State of emergency declared in Fort Good Hope, says chief
Chief Tommy Kakfwi says community is overwhelmed by COVID-19 outbreak
Fort Good Hope, N.W.T., Chief Tommy Kakfwi reported Monday that the community has declared a state of emergency.
The Sahtu region community of just over 500 people had 21 confirmed cases of COVID-19 and one probable case as of Monday evening.
Fort Good Hope has so far been hardest hit in a cluster affecting the Sahtu region.
The infections were announced Sunday and are believed to be connected to a hand games tournament in the community earlier this month.
In addition to the cases in Fort Good Hope, infections have been confirmed in Colville Lake, Délı̨nę, Inuvik and Yellowknife, all related to travel to the Fort Good Hope tournament.

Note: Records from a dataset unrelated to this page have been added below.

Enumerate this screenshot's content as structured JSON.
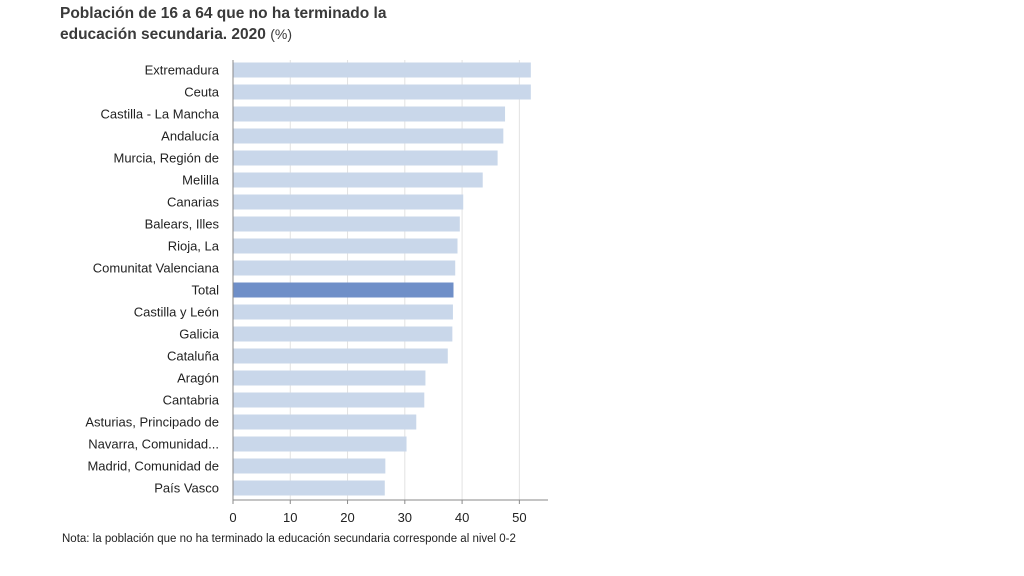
{
  "chart_data": {
    "type": "bar",
    "orientation": "horizontal",
    "title": "Población de 16 a 64 que no ha terminado la educación secundaria. 2020",
    "title_line1": "Población de 16 a 64 que no ha terminado la",
    "title_line2": "educación secundaria. 2020",
    "unit": "(%)",
    "categories": [
      "Extremadura",
      "Ceuta",
      "Castilla - La Mancha",
      "Andalucía",
      "Murcia, Región de",
      "Melilla",
      "Canarias",
      "Balears, Illes",
      "Rioja, La",
      "Comunitat Valenciana",
      "Total",
      "Castilla y León",
      "Galicia",
      "Cataluña",
      "Aragón",
      "Cantabria",
      "Asturias, Principado de",
      "Navarra, Comunidad...",
      "Madrid, Comunidad de",
      "País Vasco"
    ],
    "values": [
      52.0,
      52.0,
      47.5,
      47.2,
      46.2,
      43.6,
      40.2,
      39.6,
      39.2,
      38.8,
      38.5,
      38.4,
      38.3,
      37.5,
      33.6,
      33.4,
      32.0,
      30.3,
      26.6,
      26.5
    ],
    "highlight_category": "Total",
    "xlim": [
      0,
      55
    ],
    "xticks": [
      "0",
      "10",
      "20",
      "30",
      "40",
      "50"
    ],
    "xlabel": "",
    "ylabel": "",
    "grid": "vertical",
    "colors": {
      "bar": "#c9d7ea",
      "bar_highlight": "#6f8fc8",
      "grid": "#e2e2e2",
      "axis": "#8a8a8a"
    }
  },
  "note": "Nota: la población que no ha terminado la educación secundaria corresponde al nivel 0-2"
}
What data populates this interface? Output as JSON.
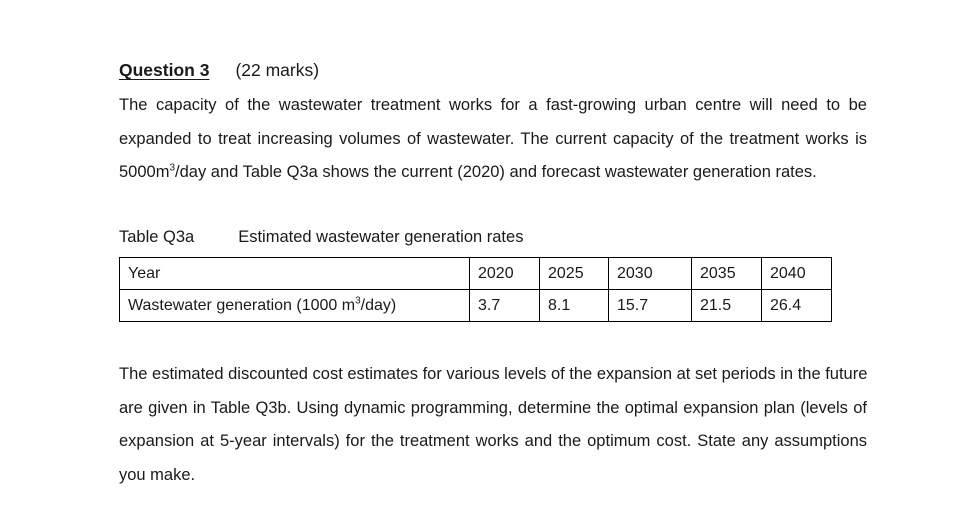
{
  "question": {
    "title": "Question 3",
    "marks": "(22 marks)"
  },
  "intro": {
    "line1": "The capacity of the wastewater treatment works for a fast-growing urban centre will need to be",
    "line2": "expanded to treat increasing volumes of wastewater. The current capacity of the treatment works is",
    "line3_capacity": "5000m",
    "line3_exp": "3",
    "line3_rest": "/day and Table Q3a shows the current (2020) and forecast wastewater generation rates."
  },
  "table_q3a": {
    "label": "Table Q3a",
    "caption": "Estimated wastewater generation rates",
    "header_label": "Year",
    "years": [
      "2020",
      "2025",
      "2030",
      "2035",
      "2040"
    ],
    "row_label_pre": "Wastewater generation (1000 m",
    "row_label_exp": "3",
    "row_label_post": "/day)",
    "values": [
      "3.7",
      "8.1",
      "15.7",
      "21.5",
      "26.4"
    ]
  },
  "followup": {
    "line1": "The estimated discounted cost estimates for various levels of the expansion at set periods in the future",
    "line2": "are given in Table Q3b. Using dynamic programming, determine the optimal expansion plan (levels of",
    "line3": "expansion at 5-year intervals) for the treatment works and the optimum cost.  State any assumptions",
    "line4": "you make."
  }
}
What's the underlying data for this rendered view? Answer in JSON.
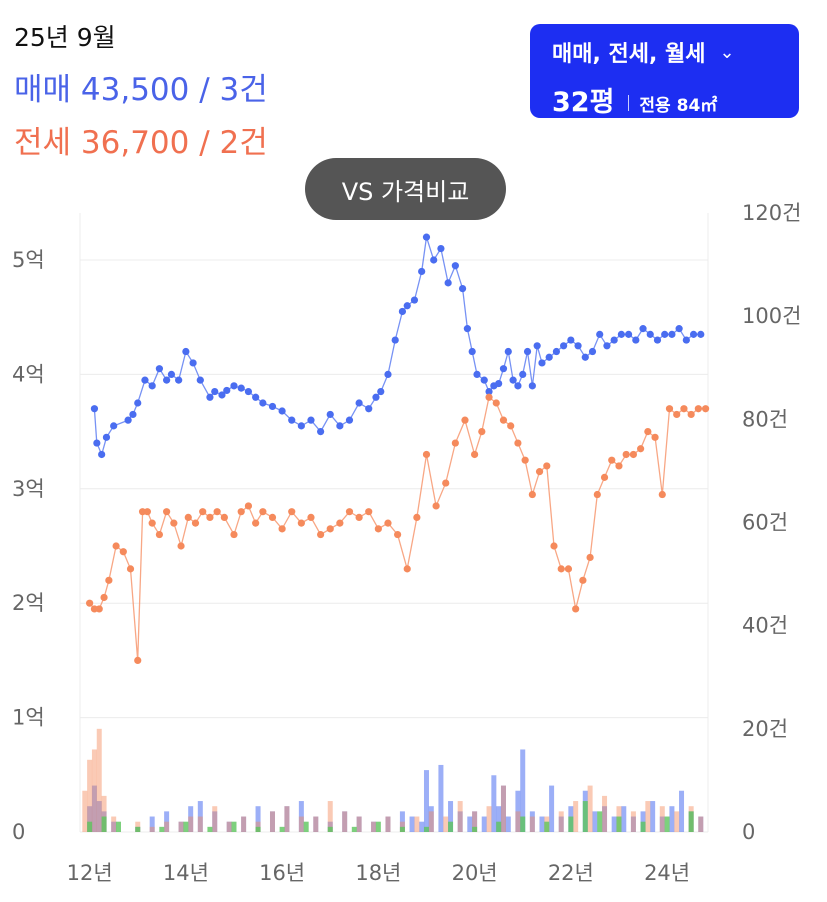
{
  "header": {
    "date": "25년 9월",
    "sale_label": "매매",
    "sale_value": "43,500 / 3건",
    "jeonse_label": "전세",
    "jeonse_value": "36,700 / 2건"
  },
  "filter_button": {
    "types": "매매, 전세, 월세",
    "size_pyeong": "32평",
    "exclusive_area": "전용 84㎡"
  },
  "vs_button": {
    "label": "VS 가격비교"
  },
  "colors": {
    "sale": "#4a6df0",
    "jeonse": "#f58a5c",
    "sale_text": "#4a63e8",
    "jeonse_text": "#f07050",
    "monthly": "#5cc45c",
    "accent": "#1d2ef2"
  },
  "chart_data": {
    "type": "line",
    "x_tick_labels": [
      "12년",
      "14년",
      "16년",
      "18년",
      "20년",
      "22년",
      "24년"
    ],
    "x_ticks": [
      2012,
      2014,
      2016,
      2018,
      2020,
      2022,
      2024
    ],
    "xlim": [
      2011.8,
      2024.85
    ],
    "left_axis": {
      "tick_labels": [
        "0",
        "1억",
        "2억",
        "3억",
        "4억",
        "5억"
      ],
      "ticks": [
        0,
        1,
        2,
        3,
        4,
        5
      ],
      "ylim": [
        0,
        5.2
      ]
    },
    "right_axis": {
      "tick_labels": [
        "0",
        "20건",
        "40건",
        "60건",
        "80건",
        "100건",
        "120건"
      ],
      "ticks": [
        0,
        20,
        40,
        60,
        80,
        100,
        120
      ],
      "ylim": [
        0,
        120
      ]
    },
    "grid": true,
    "series": [
      {
        "id": "sale",
        "x": [
          2012.1,
          2012.15,
          2012.25,
          2012.35,
          2012.5,
          2012.8,
          2012.9,
          2013.0,
          2013.15,
          2013.3,
          2013.45,
          2013.6,
          2013.7,
          2013.85,
          2014.0,
          2014.15,
          2014.3,
          2014.5,
          2014.6,
          2014.75,
          2014.85,
          2015.0,
          2015.15,
          2015.3,
          2015.45,
          2015.6,
          2015.8,
          2016.0,
          2016.2,
          2016.4,
          2016.6,
          2016.8,
          2017.0,
          2017.2,
          2017.4,
          2017.6,
          2017.8,
          2017.95,
          2018.05,
          2018.2,
          2018.35,
          2018.5,
          2018.6,
          2018.75,
          2018.9,
          2019.0,
          2019.15,
          2019.3,
          2019.45,
          2019.6,
          2019.75,
          2019.85,
          2019.95,
          2020.05,
          2020.2,
          2020.3,
          2020.4,
          2020.5,
          2020.6,
          2020.7,
          2020.8,
          2020.9,
          2021.0,
          2021.1,
          2021.2,
          2021.3,
          2021.4,
          2021.55,
          2021.7,
          2021.85,
          2022.0,
          2022.15,
          2022.3,
          2022.45,
          2022.6,
          2022.75,
          2022.9,
          2023.05,
          2023.2,
          2023.35,
          2023.5,
          2023.65,
          2023.8,
          2023.95,
          2024.1,
          2024.25,
          2024.4,
          2024.55,
          2024.7
        ],
        "y": [
          3.7,
          3.4,
          3.3,
          3.45,
          3.55,
          3.6,
          3.65,
          3.75,
          3.95,
          3.9,
          4.05,
          3.95,
          4.0,
          3.95,
          4.2,
          4.1,
          3.95,
          3.8,
          3.85,
          3.82,
          3.86,
          3.9,
          3.88,
          3.85,
          3.8,
          3.75,
          3.72,
          3.68,
          3.6,
          3.55,
          3.6,
          3.5,
          3.65,
          3.55,
          3.6,
          3.75,
          3.7,
          3.8,
          3.85,
          4.0,
          4.3,
          4.55,
          4.6,
          4.65,
          4.9,
          5.2,
          5.0,
          5.1,
          4.8,
          4.95,
          4.75,
          4.4,
          4.2,
          4.0,
          3.95,
          3.85,
          3.9,
          3.92,
          4.05,
          4.2,
          3.95,
          3.9,
          4.0,
          4.2,
          3.9,
          4.25,
          4.1,
          4.15,
          4.2,
          4.25,
          4.3,
          4.25,
          4.15,
          4.2,
          4.35,
          4.25,
          4.3,
          4.35,
          4.35,
          4.3,
          4.4,
          4.35,
          4.3,
          4.35,
          4.35,
          4.4,
          4.3,
          4.35,
          4.35
        ]
      },
      {
        "id": "jeonse",
        "x": [
          2012.0,
          2012.1,
          2012.2,
          2012.3,
          2012.4,
          2012.55,
          2012.7,
          2012.85,
          2013.0,
          2013.1,
          2013.2,
          2013.3,
          2013.45,
          2013.6,
          2013.75,
          2013.9,
          2014.05,
          2014.2,
          2014.35,
          2014.5,
          2014.65,
          2014.8,
          2015.0,
          2015.15,
          2015.3,
          2015.45,
          2015.6,
          2015.8,
          2016.0,
          2016.2,
          2016.4,
          2016.6,
          2016.8,
          2017.0,
          2017.2,
          2017.4,
          2017.6,
          2017.8,
          2018.0,
          2018.2,
          2018.4,
          2018.6,
          2018.8,
          2019.0,
          2019.2,
          2019.4,
          2019.6,
          2019.8,
          2020.0,
          2020.15,
          2020.3,
          2020.45,
          2020.6,
          2020.75,
          2020.9,
          2021.05,
          2021.2,
          2021.35,
          2021.5,
          2021.65,
          2021.8,
          2021.95,
          2022.1,
          2022.25,
          2022.4,
          2022.55,
          2022.7,
          2022.85,
          2023.0,
          2023.15,
          2023.3,
          2023.45,
          2023.6,
          2023.75,
          2023.9,
          2024.05,
          2024.2,
          2024.35,
          2024.5,
          2024.65,
          2024.8
        ],
        "y": [
          2.0,
          1.95,
          1.95,
          2.05,
          2.2,
          2.5,
          2.45,
          2.3,
          1.5,
          2.8,
          2.8,
          2.7,
          2.6,
          2.8,
          2.7,
          2.5,
          2.75,
          2.7,
          2.8,
          2.75,
          2.8,
          2.75,
          2.6,
          2.8,
          2.85,
          2.7,
          2.8,
          2.75,
          2.65,
          2.8,
          2.7,
          2.75,
          2.6,
          2.65,
          2.7,
          2.8,
          2.75,
          2.8,
          2.65,
          2.7,
          2.6,
          2.3,
          2.75,
          3.3,
          2.85,
          3.05,
          3.4,
          3.6,
          3.3,
          3.5,
          3.8,
          3.75,
          3.6,
          3.55,
          3.4,
          3.25,
          2.95,
          3.15,
          3.2,
          2.5,
          2.3,
          2.3,
          1.95,
          2.2,
          2.4,
          2.95,
          3.1,
          3.25,
          3.2,
          3.3,
          3.3,
          3.35,
          3.5,
          3.45,
          2.95,
          3.7,
          3.65,
          3.7,
          3.65,
          3.7,
          3.7
        ]
      }
    ],
    "volume_series": [
      {
        "id": "sale_volume",
        "x": [
          2012.0,
          2012.1,
          2012.2,
          2012.3,
          2012.5,
          2013.0,
          2013.3,
          2013.6,
          2013.9,
          2014.1,
          2014.3,
          2014.6,
          2014.9,
          2015.2,
          2015.5,
          2015.8,
          2016.1,
          2016.4,
          2016.7,
          2017.0,
          2017.3,
          2017.6,
          2017.9,
          2018.2,
          2018.5,
          2018.7,
          2018.9,
          2019.0,
          2019.1,
          2019.3,
          2019.5,
          2019.7,
          2019.9,
          2020.0,
          2020.2,
          2020.4,
          2020.5,
          2020.6,
          2020.7,
          2020.9,
          2021.0,
          2021.2,
          2021.4,
          2021.6,
          2021.8,
          2022.0,
          2022.3,
          2022.5,
          2022.7,
          2022.9,
          2023.1,
          2023.3,
          2023.5,
          2023.7,
          2023.9,
          2024.1,
          2024.3,
          2024.5,
          2024.7
        ],
        "y": [
          5,
          9,
          6,
          4,
          2,
          1,
          3,
          4,
          2,
          5,
          6,
          4,
          2,
          3,
          5,
          4,
          5,
          6,
          3,
          2,
          4,
          3,
          2,
          3,
          4,
          3,
          2,
          12,
          5,
          13,
          6,
          4,
          3,
          4,
          3,
          11,
          5,
          9,
          3,
          8,
          16,
          4,
          3,
          9,
          3,
          5,
          8,
          4,
          5,
          3,
          5,
          3,
          4,
          6,
          3,
          5,
          8,
          4,
          3
        ]
      },
      {
        "id": "jeonse_volume",
        "x": [
          2011.9,
          2012.0,
          2012.1,
          2012.2,
          2012.3,
          2012.5,
          2013.0,
          2013.3,
          2013.6,
          2013.9,
          2014.1,
          2014.3,
          2014.6,
          2014.9,
          2015.2,
          2015.5,
          2015.8,
          2016.1,
          2016.4,
          2016.7,
          2017.0,
          2017.3,
          2017.6,
          2017.9,
          2018.2,
          2018.5,
          2018.8,
          2019.1,
          2019.4,
          2019.7,
          2020.0,
          2020.3,
          2020.6,
          2020.9,
          2021.2,
          2021.5,
          2021.8,
          2022.1,
          2022.4,
          2022.7,
          2023.0,
          2023.3,
          2023.6,
          2023.9,
          2024.2,
          2024.5,
          2024.7
        ],
        "y": [
          8,
          14,
          16,
          20,
          7,
          3,
          2,
          1,
          2,
          2,
          3,
          3,
          5,
          2,
          3,
          2,
          4,
          5,
          3,
          3,
          6,
          4,
          3,
          2,
          3,
          2,
          3,
          4,
          3,
          6,
          4,
          5,
          9,
          4,
          3,
          3,
          4,
          6,
          9,
          7,
          5,
          4,
          6,
          5,
          4,
          5,
          3
        ]
      },
      {
        "id": "monthly_volume",
        "x": [
          2012.0,
          2012.3,
          2012.6,
          2013.0,
          2013.5,
          2014.0,
          2014.5,
          2015.0,
          2015.5,
          2016.0,
          2016.5,
          2017.0,
          2017.5,
          2018.0,
          2018.5,
          2019.0,
          2019.5,
          2020.0,
          2020.5,
          2021.0,
          2021.5,
          2022.0,
          2022.3,
          2022.6,
          2023.0,
          2023.5,
          2024.0,
          2024.5
        ],
        "y": [
          2,
          3,
          2,
          1,
          1,
          2,
          1,
          2,
          1,
          1,
          2,
          1,
          1,
          2,
          1,
          1,
          2,
          1,
          2,
          3,
          2,
          3,
          6,
          4,
          3,
          2,
          3,
          4
        ]
      }
    ]
  }
}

With high infection rates and few resources, Kakfwi said the community "had no choice," but to declare a state of emergency.
"We need help right now, we have a staggering number for a small population," he said. "We don't have a lot of resources to meet our needs."
We need help right now, we have a staggering number for a small population.- Chief Tommy Kakfwi of Fort Good Hope
Though he wasn't sure of the community's exact staffing numbers, he said the community is severely understaffed and is asking the minister and territorial government for support.
"Everybody wants a quick fix and we can't meet that demand," he said. "You can only do so much and it creates anxiety in the community."
While the Fort Good Hope and the surrounding Sahtu region manage the outbreak, he's asking all residents to comply with public health protocols.
"We will overcome this situation, but we can only do it with everybody's co-operation."
The territorial government wasn't immediately available for comment on the state of emergency, but in an interview on CBC's Trail's End about the outbreak in the region, Health Minister Julie Green said her department is reaching out to the federal government for support.
"We know that we're going to be really strained with contact tracing, testing and other front-line public health functions, so we are looking for additional resources from the federal government and will make an application that spells that out," Green said.
She said the request would be sent out within 24 hours.
2 ICU beds available
The territory doesn't have much capacity to handle a wave of hospitalizations. Green said there are just two available ICU beds at Stanton Territorial Hospital, meaning other people who need ventilators and intensive care may have to be medevaced to Alberta.
"We were very fortunate ... in the NJ [Macpherson School] outbreak, to have no hospitalizations. I don't know if we'll be as lucky twice, but let's hope."
Green said the strain that's circulating in the Sahtu is "aggressive," and is believed to be the delta variant. She said health officials have sent samples south to confirm that.
The main concern right now, said Green, is ensuring people who have symptoms are reporting to their local health centre for testing and are self-isolating with their family bubbles.
She also said vaccines are available in every community and encouraged people to get their shots.
"[The] vaccine is the best defence against this virus," said Green.
Vaccine hesitancy in the Sahtu
The vaccine campaign in the Sahtu "is not going as well as it is in other places in the N.W.T.," said Green.
The minister said she didn't have an explanation for vaccine hesitancy in the region.
"We have tried to answer questions and provide information, and we haven't made very much headway at all, and I'm disappointed with that," she said.
"At the same time, this is a voluntary program, and so we're just going to keep making the offer that the vaccine is available and hope that people will take us up on that offer."